In 1975 he took leave from the Daily Mirror to head the Government’s counter-inflation publicity unit. Conservatives objected to him holding the post as well as serving on the Royal Commission: its task was to sell the Government’s pay policy. However, the Treasury ignored it and Harold Wilson lacked the energy to get ministers to co-operate with it. Goodman returned to the Mirror a year later.

He was inseparable from the Daily Mirror and the Labour movement – at the time it was still the best-selling newspaper and a political force to be reckoned with. He was comfortable with its politics, which he helped to shape. Things went wrong at the end, however, when Robert Maxwell (whom he regarded as a monster) took control of the Mirror Group in 1984. He was a clumsy hands-on proprietor and unilaterally savaged a column of Goodman’s on the miners’ strike. A furious Goodman (who had just been elected journalist of the year) threatened resignation unless he was given an undertaking that it would not happen again.

He was fortunate enough to retire in 1986 with his pension still intact. Years later he confessed that he felt that he had been demeaned by working for Maxwell and that he should have resigned immediately. Professionally and politically the 1980s were a grim period; his kind of politics was on the back foot in the face of Margaret Thatcher and his paper was now challenged by The Sun.

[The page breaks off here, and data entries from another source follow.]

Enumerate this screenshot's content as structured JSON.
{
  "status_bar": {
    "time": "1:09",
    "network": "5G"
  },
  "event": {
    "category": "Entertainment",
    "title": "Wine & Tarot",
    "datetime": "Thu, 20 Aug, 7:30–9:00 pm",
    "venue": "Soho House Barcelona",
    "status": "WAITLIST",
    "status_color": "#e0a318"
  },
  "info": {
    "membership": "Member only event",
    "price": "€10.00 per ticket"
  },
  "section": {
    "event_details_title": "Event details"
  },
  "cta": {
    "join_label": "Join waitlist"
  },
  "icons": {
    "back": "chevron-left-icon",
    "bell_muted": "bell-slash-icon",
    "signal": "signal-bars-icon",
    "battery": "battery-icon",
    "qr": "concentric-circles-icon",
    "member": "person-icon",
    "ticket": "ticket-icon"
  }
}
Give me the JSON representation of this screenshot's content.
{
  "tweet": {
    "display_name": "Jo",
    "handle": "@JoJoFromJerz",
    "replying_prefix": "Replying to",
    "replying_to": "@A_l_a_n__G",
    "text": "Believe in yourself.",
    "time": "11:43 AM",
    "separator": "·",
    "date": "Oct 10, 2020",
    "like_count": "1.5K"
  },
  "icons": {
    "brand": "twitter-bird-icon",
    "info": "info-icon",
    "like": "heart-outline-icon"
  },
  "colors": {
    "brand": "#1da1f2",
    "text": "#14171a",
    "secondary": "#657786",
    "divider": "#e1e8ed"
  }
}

Goodman’s judgement, as the doyen of industrial reporters, was widely respected. He knew who to talk to, considered the evidence and arrived at a clear and balanced view. He agreed with the thrust of Barbara Castle’s proposed reforms of the trade unions in 1969 but not how they were being implemented.

He was unenthusiastic about Blair’s new Labour project and considered the leader’s portrait of old Labour as a cruel caricature. He did not think that Blair’s team could hold a candle to the 1945 Attlee Government. Goodman also had a great capacity for friendship, usually but not exclusively on the Left. In the 1980s his main sources inside Thatcher’s cabinet were the “wets”, Peter Walker and Jim Prior.

He enjoyed a busy retirement, sustained by good health and a lively mind. He was short and stocky and his pleasant voice made him a natural broadcaster; his dignified bearing and fine mane of white hair made him stand out in any gathering. He was the founding editor, in 1989, of the British Journalism Review, and its success owed much to his dedication and editorial skills. At a dinner in 2002 to mark his retirement as editor Tony Blair paid tribute but then had to listen as Goodman’s reply included a withering verdict on the Labour government.

In 2003 Goodman wrote an autobiography, From Bevan to Blair, covering his 50 years in journalism. He had earlier written well-received books on Frank Cousins, the T&G leader, The Awkward Warrior (1979) and The Miners’ Strike (1985). The Cousins’ biography was written during a research fellowship at Nuffield College, Oxford, a project encouraged by his good friend Bill McCarthy, Professor of Industrial Relations at Oxford. He also wrote insightful and sympathetic obituaries for many newspapers, including the Independent, for the leading figures on both sides of industry, as well as Labour politicians.

He was sustained by a happy marriage to Margit Freudenbergova. A persecuted Jew, she had left on one of the last trains from Prague in 1939 and many of her family perished in the camps. He met her in Prague in 1945 and they married in 1947. He read widely, was a superb conversationalist and was a familiar figure at a corner table at lunch in The Gay Hussar in Soho. It was far cry from his deprived childhood in Stockport. As well as supporting Tottenham Hotspur, in Who’s Who he listed his recreations as pottery, poetry and “climbing – but not social.”

Geoffrey George Goodman, journalist and author: born Stockport 2 July 1921; Founding Editor, British Journalism Review 1989–2002, then Emeritus; CBE 1998; married 1947 Margit Freudenbergova (one son, one daughter); died September 2013.